Я любил ходить к Татьяне Максимовне. Она всегда давала мне что-нибудь вкусное: то морковку, то пряженник. А один раз, когда у нее ничего не оказалось, дала мне луковицу. Я возвращался в церковь по весеннему снегу, грыз луковицу и закусывал сосулькой. Зимой очень красиво смотрелась на снегу наша розовая церковь. По талому снегу копыта лошадей оставляли глубокие круглые, как стаканы, рытвины. Однажды зимой я шел из школы, задумался и попал ногой в такой стакан. Упал и вдруг увидел над собой невесть откуда взявшиеся лошадиные ноги, застрял между лошадью и санями и в таком положении лошадь протащила меня, пока ее хозяйка меня не вытащила.
В детдоме у нас были тимуровские команды. Мы ходили по дворам вдов и жен фронтовиков и укладывали дрова в поленницы. А местные парни, напившись во время гулянок, их разваливали.
Запомнились мне в Угорах очень красивые красные зори. Особенно зимой.
Из дневника Натальи Николаевны Попченко10 февраля 1943 года в годовщину смерти Пушкина Ита Ноевна сделала доклад, а ребята четвертого отряда проиллюстрировали его стихами. Второй отряд поставил сказку «О попе и работнике его балде», а третий — «Сказку о мертвой царевне и семи богатырях». Было много смеха, когда королевич Елисей (Геня Мориц) вышел с огромными заплатами на штанах. Мои ребята выступили со сказкой «О золотой рыбке». Тамара Киуру играла деда, Валюшка Зуева — рыбку, а Надюша Огородова — старуху. На старуху пришлось все одежки надеть сразу, а потом по ходу сказки снимать по одной.

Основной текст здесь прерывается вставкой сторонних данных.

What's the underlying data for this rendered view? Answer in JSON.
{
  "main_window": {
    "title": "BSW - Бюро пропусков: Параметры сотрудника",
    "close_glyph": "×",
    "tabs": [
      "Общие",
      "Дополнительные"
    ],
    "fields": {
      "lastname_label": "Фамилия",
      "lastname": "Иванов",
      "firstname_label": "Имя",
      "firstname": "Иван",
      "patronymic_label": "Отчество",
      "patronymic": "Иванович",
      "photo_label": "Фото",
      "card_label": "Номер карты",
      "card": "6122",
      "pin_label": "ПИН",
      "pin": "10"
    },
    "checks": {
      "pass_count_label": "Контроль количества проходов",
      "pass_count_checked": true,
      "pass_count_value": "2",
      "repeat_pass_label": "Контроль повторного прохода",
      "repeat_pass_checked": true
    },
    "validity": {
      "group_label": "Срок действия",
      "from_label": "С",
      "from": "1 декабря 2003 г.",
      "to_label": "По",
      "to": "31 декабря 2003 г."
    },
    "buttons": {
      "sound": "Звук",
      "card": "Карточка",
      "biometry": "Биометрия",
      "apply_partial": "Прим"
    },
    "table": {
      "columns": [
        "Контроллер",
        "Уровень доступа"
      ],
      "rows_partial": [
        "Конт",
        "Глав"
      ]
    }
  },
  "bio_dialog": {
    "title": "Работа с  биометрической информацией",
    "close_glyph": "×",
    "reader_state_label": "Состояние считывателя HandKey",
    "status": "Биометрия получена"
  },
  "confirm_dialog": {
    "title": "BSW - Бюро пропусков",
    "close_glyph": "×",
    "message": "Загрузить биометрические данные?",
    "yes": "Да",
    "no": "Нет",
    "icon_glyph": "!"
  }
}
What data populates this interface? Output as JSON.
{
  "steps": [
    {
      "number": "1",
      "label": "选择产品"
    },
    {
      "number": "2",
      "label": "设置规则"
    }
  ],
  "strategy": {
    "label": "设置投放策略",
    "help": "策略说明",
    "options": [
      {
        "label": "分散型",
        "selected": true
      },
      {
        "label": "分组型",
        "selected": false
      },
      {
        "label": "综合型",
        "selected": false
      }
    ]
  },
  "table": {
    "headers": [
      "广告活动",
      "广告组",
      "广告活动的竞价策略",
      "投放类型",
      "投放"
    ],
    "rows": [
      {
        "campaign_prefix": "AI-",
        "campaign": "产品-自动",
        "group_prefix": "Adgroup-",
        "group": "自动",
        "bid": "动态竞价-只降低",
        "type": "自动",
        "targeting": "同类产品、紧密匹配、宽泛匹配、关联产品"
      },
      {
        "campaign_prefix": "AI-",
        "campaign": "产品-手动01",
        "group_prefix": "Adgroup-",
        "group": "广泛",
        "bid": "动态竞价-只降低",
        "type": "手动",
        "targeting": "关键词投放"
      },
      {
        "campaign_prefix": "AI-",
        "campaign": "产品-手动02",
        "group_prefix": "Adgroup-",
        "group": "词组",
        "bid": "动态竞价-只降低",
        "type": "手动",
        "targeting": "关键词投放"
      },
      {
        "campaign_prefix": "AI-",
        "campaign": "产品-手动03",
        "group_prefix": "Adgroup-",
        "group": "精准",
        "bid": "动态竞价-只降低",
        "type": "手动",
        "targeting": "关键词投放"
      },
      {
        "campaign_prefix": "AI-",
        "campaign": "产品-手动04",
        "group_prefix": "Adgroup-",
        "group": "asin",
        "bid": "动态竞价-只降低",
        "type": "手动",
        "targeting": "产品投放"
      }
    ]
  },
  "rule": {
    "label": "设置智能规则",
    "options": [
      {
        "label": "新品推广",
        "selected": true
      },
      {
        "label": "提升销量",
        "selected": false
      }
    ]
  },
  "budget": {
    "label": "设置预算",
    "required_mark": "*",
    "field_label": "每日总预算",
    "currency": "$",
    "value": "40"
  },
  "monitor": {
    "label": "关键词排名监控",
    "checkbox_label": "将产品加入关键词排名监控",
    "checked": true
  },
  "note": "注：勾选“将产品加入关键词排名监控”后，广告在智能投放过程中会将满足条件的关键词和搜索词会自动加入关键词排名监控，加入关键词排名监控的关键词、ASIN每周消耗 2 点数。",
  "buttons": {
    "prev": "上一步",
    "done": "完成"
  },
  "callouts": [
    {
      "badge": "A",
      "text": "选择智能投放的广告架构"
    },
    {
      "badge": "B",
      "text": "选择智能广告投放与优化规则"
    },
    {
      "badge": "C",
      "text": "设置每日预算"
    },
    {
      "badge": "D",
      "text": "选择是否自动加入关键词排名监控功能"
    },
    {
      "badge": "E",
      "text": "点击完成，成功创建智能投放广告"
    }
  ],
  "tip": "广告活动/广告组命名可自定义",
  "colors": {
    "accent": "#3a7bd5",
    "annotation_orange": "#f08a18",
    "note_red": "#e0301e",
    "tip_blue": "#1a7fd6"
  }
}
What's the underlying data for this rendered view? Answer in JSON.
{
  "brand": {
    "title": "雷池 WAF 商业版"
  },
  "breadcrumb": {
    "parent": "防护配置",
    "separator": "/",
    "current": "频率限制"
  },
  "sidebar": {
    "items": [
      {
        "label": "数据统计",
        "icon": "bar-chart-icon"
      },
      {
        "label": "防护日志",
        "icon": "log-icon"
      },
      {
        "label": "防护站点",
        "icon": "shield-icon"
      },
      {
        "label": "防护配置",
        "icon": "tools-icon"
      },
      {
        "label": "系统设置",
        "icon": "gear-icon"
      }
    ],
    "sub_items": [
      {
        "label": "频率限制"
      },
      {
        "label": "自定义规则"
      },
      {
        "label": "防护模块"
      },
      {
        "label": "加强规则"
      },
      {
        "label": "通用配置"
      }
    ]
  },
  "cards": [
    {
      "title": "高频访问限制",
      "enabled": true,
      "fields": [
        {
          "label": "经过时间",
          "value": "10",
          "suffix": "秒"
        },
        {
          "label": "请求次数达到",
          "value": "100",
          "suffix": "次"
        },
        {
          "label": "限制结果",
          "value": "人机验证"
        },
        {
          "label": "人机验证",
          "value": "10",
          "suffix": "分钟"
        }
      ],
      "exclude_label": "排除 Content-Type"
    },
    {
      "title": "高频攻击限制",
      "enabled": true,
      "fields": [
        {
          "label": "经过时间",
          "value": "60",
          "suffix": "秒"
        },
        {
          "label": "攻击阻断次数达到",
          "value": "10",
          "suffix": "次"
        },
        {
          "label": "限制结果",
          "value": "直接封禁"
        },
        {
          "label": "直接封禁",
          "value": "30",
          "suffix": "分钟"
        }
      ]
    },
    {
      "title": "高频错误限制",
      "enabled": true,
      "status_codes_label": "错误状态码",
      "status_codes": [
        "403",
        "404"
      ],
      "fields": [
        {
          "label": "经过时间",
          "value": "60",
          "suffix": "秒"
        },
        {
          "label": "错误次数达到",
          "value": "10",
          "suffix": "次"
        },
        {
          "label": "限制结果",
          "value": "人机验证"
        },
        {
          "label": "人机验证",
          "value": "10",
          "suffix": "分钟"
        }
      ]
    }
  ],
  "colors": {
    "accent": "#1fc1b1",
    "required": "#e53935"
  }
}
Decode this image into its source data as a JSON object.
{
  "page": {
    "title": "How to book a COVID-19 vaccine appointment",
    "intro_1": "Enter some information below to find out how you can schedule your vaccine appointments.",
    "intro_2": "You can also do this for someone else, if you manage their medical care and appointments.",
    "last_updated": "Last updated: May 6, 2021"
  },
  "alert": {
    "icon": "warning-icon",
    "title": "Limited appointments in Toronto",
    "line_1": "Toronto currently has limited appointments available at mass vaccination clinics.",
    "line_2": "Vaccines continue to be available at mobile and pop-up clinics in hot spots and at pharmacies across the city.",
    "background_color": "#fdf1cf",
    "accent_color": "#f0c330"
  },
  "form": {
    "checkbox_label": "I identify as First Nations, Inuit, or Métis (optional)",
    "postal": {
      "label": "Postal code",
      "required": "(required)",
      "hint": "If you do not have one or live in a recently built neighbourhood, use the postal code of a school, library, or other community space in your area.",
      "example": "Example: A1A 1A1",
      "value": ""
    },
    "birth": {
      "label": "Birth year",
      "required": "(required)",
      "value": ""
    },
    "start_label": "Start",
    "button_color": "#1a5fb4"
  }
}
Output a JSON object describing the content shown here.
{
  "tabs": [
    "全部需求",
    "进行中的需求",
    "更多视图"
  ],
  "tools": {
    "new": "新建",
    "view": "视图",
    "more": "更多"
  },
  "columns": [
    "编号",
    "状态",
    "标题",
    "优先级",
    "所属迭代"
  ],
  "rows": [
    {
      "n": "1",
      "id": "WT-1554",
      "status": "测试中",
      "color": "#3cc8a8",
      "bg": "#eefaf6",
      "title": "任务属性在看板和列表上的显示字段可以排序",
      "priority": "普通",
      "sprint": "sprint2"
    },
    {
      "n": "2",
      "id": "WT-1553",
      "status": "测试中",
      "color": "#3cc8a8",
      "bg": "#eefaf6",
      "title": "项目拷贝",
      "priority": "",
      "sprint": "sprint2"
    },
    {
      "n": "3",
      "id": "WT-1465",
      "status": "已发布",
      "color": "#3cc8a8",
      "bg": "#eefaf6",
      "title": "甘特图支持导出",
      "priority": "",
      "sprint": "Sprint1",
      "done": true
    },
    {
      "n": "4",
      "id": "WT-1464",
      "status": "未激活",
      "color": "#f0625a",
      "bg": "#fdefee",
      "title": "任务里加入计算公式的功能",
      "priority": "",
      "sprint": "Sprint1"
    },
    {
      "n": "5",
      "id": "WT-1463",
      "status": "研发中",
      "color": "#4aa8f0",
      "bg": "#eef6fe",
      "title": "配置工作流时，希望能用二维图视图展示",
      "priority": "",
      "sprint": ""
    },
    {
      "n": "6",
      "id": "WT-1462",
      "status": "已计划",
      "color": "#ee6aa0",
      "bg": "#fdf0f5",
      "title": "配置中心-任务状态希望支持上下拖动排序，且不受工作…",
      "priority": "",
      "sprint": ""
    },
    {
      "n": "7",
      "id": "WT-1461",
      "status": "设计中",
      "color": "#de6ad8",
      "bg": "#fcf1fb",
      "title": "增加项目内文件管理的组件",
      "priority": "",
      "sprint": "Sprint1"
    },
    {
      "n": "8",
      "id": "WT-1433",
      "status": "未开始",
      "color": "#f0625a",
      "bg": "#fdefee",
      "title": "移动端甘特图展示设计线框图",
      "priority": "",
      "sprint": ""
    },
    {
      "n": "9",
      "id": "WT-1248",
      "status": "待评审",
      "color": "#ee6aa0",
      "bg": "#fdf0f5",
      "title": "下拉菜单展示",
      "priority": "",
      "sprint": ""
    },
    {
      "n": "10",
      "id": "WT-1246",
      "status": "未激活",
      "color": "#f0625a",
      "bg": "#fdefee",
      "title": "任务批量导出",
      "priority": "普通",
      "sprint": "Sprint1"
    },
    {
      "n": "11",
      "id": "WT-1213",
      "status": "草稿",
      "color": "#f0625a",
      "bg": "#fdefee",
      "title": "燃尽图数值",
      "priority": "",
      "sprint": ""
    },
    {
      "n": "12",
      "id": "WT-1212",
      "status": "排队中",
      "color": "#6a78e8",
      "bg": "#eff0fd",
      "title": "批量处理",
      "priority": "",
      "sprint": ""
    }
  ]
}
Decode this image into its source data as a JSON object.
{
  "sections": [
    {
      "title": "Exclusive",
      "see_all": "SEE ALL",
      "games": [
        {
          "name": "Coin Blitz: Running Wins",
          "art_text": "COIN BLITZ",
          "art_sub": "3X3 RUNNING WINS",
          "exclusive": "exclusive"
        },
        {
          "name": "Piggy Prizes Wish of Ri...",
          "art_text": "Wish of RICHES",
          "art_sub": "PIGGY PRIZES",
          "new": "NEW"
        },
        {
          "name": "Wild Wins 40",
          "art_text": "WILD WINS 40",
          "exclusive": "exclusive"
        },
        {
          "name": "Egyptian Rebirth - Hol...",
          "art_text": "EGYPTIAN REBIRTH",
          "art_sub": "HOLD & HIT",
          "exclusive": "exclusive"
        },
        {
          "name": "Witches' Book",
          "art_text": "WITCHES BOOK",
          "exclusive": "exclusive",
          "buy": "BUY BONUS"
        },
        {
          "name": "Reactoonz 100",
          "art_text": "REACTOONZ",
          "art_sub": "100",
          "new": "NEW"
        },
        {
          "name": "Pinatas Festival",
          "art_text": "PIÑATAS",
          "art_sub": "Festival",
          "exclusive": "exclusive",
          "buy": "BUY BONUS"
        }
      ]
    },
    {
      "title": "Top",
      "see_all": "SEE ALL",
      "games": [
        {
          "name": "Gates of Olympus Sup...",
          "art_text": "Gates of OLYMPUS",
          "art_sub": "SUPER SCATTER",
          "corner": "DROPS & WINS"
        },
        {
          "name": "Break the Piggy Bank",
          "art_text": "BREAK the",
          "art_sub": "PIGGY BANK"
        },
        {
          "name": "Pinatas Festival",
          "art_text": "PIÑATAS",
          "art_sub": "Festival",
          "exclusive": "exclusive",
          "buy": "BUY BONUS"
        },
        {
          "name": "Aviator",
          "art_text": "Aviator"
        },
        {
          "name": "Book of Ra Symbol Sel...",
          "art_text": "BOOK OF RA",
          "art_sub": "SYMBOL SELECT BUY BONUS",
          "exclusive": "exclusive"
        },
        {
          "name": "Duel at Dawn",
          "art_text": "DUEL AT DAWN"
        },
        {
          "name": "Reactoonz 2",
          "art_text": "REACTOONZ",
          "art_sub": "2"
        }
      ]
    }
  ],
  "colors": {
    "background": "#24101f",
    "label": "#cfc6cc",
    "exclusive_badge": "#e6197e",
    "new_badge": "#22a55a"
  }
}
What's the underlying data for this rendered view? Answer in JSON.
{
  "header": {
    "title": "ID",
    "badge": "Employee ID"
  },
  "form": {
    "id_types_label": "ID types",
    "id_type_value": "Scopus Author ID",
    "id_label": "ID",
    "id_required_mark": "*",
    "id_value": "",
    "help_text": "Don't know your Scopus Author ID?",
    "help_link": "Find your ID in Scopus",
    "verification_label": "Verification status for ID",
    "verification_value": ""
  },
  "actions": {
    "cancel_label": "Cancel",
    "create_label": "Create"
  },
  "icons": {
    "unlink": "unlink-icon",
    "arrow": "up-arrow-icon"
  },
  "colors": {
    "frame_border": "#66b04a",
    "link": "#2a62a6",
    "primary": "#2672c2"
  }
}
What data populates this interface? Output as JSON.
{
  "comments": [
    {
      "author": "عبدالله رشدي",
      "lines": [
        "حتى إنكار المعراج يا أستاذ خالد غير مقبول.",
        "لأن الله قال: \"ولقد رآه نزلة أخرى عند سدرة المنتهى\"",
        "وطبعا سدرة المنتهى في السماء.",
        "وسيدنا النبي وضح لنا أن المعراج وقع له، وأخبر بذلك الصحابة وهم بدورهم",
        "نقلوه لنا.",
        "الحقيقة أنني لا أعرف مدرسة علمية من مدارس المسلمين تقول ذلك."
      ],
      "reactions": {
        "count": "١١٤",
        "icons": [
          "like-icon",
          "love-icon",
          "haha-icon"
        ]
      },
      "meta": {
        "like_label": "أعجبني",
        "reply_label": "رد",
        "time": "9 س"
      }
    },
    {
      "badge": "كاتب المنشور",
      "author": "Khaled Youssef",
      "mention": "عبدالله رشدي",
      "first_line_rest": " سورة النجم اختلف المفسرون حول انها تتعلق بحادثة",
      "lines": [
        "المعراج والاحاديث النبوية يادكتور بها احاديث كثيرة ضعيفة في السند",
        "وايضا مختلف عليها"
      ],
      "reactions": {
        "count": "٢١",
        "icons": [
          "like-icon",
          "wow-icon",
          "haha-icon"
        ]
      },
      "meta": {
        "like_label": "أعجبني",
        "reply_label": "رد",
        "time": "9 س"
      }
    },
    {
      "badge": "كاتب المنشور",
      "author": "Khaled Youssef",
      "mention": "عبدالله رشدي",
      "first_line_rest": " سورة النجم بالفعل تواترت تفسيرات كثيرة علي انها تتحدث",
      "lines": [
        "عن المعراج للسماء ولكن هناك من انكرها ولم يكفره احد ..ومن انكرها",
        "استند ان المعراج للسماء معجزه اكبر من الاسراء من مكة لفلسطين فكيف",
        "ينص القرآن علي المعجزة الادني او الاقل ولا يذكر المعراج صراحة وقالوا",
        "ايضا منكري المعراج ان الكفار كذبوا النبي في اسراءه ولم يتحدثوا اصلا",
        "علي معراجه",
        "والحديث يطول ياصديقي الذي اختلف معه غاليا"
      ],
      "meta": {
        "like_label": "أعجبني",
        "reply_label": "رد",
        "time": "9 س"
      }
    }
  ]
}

16 февраля. День насыщенный. На педсовете решили: День Красной Армии отмечать по отрядам, а годовщину детдома — на дружине. Я подобрала нужный материал, распределила среди ребят, а Роза Михайловна начала с ними репетировать. Она достала замечательную книгу Бориса Житкова «О вещах». Ребята ею зачитываются.
Ревекка Лазаревна объявила, что подготовленный нами спектакль «Раскинулось море широко» будем показывать четыре раза. Первый день для детдома, второй для школы, третий для местной молодежи и четвертый для колхозников. Вот денечки будут! Поэтому опять репетиция. А у нас масса мелочей не отработана. Плохо с освещением и шумами. Ольга Александровна страшно требовательна к артистам, а сама не выучила своей роли. Меня назначила суфлером.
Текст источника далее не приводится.